Yesterday (Saturday January 8) was a good day for skiing, and I seized the day. I had a great ski at Bird’s Hill Park. It was almost impossible not to get a good long glide.

It was overcast, with a light winds. A light snow fell a few times, and the temperature was -13 C in the early afternoon. The new snow made the roads a little slippery, and the road in the park was snow-packed. At one point, as I was approaching Folk Festival Drive along South drive, two young deer ran onto the road from the brush on the east of the road, on my right. They ran along the road for a couple hundred meters. They didn’t seem to want to cross into the open fields on the left, and veered back and jumped back into the woods. They were running at 40 to 50 kph for a bit.
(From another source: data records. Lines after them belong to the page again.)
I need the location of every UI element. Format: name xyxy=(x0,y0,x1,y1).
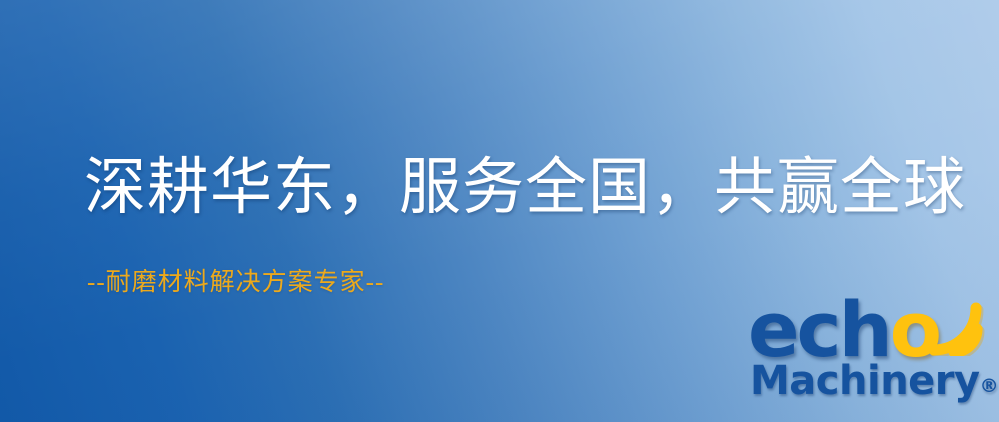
banner-headline: 深耕华东，服务全国，共赢全球 xyxy=(84,152,966,224)
registered-trademark-icon: ® xyxy=(980,375,999,397)
echo-wifi-arcs-icon xyxy=(920,294,994,356)
logo-brand-text: echo xyxy=(748,292,939,368)
banner-subtitle: --耐磨材料解决方案专家-- xyxy=(87,268,384,298)
promo-banner: 深耕华东，服务全国，共赢全球 --耐磨材料解决方案专家-- echo Machi… xyxy=(0,0,999,422)
logo-tagline: Machinery® xyxy=(750,358,999,409)
echo-machinery-logo[interactable]: echo Machinery® xyxy=(744,296,996,420)
logo-tagline-text: Machinery xyxy=(750,358,980,404)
I skied on the Aspen, Chickedee and Esker trails. The trails had been nicely groomed after the two winter storms, and the fresh powder made the tracks very fast. I started at 2:30, and was finished a little after 4:00. I started on the Aspen trail, then too a loop around the Chickadee trail, and then started a second loop of the Chickadee. The Esker trail touches the Chickadee, and I took the crossover and took the Esker back to the parking lot. That route was about 12 or 12.5 kilometers. The classic trails in Bird’s Hill are mainly double tracked, and mainly one way, which means it’s easy to pass or to yield. I saw a dozen other skiers, but was mainly alone. I saw another deer along the Aspen trail. The trees and brush in the park are mainly aspens and scrub oak but there are some evergreen – the vestiges of the shelter belt trees planted by the farmers who tried to live on this sandy esker, before the Province created the park. The trees were heavy with snow, and there were several winter postcard views, even in the thin light under an overcast sky.
Steve and I had planned to ski on December 30, and called it off when the blizzard started. He had waxed his skis, for the first time in many years, and posted about his technique. In and around shovelling snow, I cleaned my skis and applied new hot wax on the glide sections.
I have a basic waxing iron – a block of metal, with a handle, that has to be heated with a propane torch. I melt wax on the iron, drizzle it on, iron it on and scrape it flat. I should just rub the wax in to the ski, like a kicker wax, and then iron it in. The instructions in the newer packages of hot glider waxes are to scrape it hard and brush it. The idea seems is to permeate the synthetic base without leaving visible layer of wax on the surface of the ski. I have tended to do that only about once a year, and to use the Swix green glider. I haven’t been finding the Swix glide waxes in the stores for a few years, and I have switched to Toko. The blue Toko glide wax is the one for dry cold cold powder, which is what we have in Manitoba for most of the season. In theory I should change to a warmer wax for warm conditions and moister snow but I have never bothered.
This time I did some further reading on ski care before waxing. I found a page of gear and waxing links on the Manitoba Cross Country ski association page. The waxing tips on the Swix site were useful. The waxing sites all agreed that the entire length of a synthetic base waxable ski should be waxed, and some favour leaving wax on the base over the summer to keep the base from drying out (I did it because I was too lazy to clean my skis). The consensus is to use a hard glider wax on the glide zones – which is everywhere but the relatively short kick zone – and iron it in hot. (A hard wax like Swix polar, smoothed with a cork, also works fine, since it is basically a gliding wax with no grip when the temperature is above -25 C, and it is easier to apply). According to the Swix page the kick zone starts from the heel plate and is measured forward about 55 cm. I used to have a long kick zone, perhaps 35-40 cm measured from the binding or toe. That seems to be too much, especially behind the foot. I cut the kick zone down and applied glide wax over longer sections of the ski than I used to. Swix says not to apply a specialized glide wax in the kicker zone even, as a base. (If you are using a cold grip wax like Swix Polar as a glide it can also be a base layer under the kicker). Swix suggests multiple thin layers of wax, applied in kick zone, corked out individually.
It was cold on January 3, and I had applied Swix Special green as my kick wax. The first time I skied on the newly waxed skis, I did a dumb thing about putting my skis into cold snow with drops of water on them. See my blog posts of January 4. But today things went beautifully. I added a layer Swix Green in the kick zone, for the warmer conditions. I had a beautiful long ski.
I’m going out with Mike and Steve today for a short exploration of the Assiboine forest.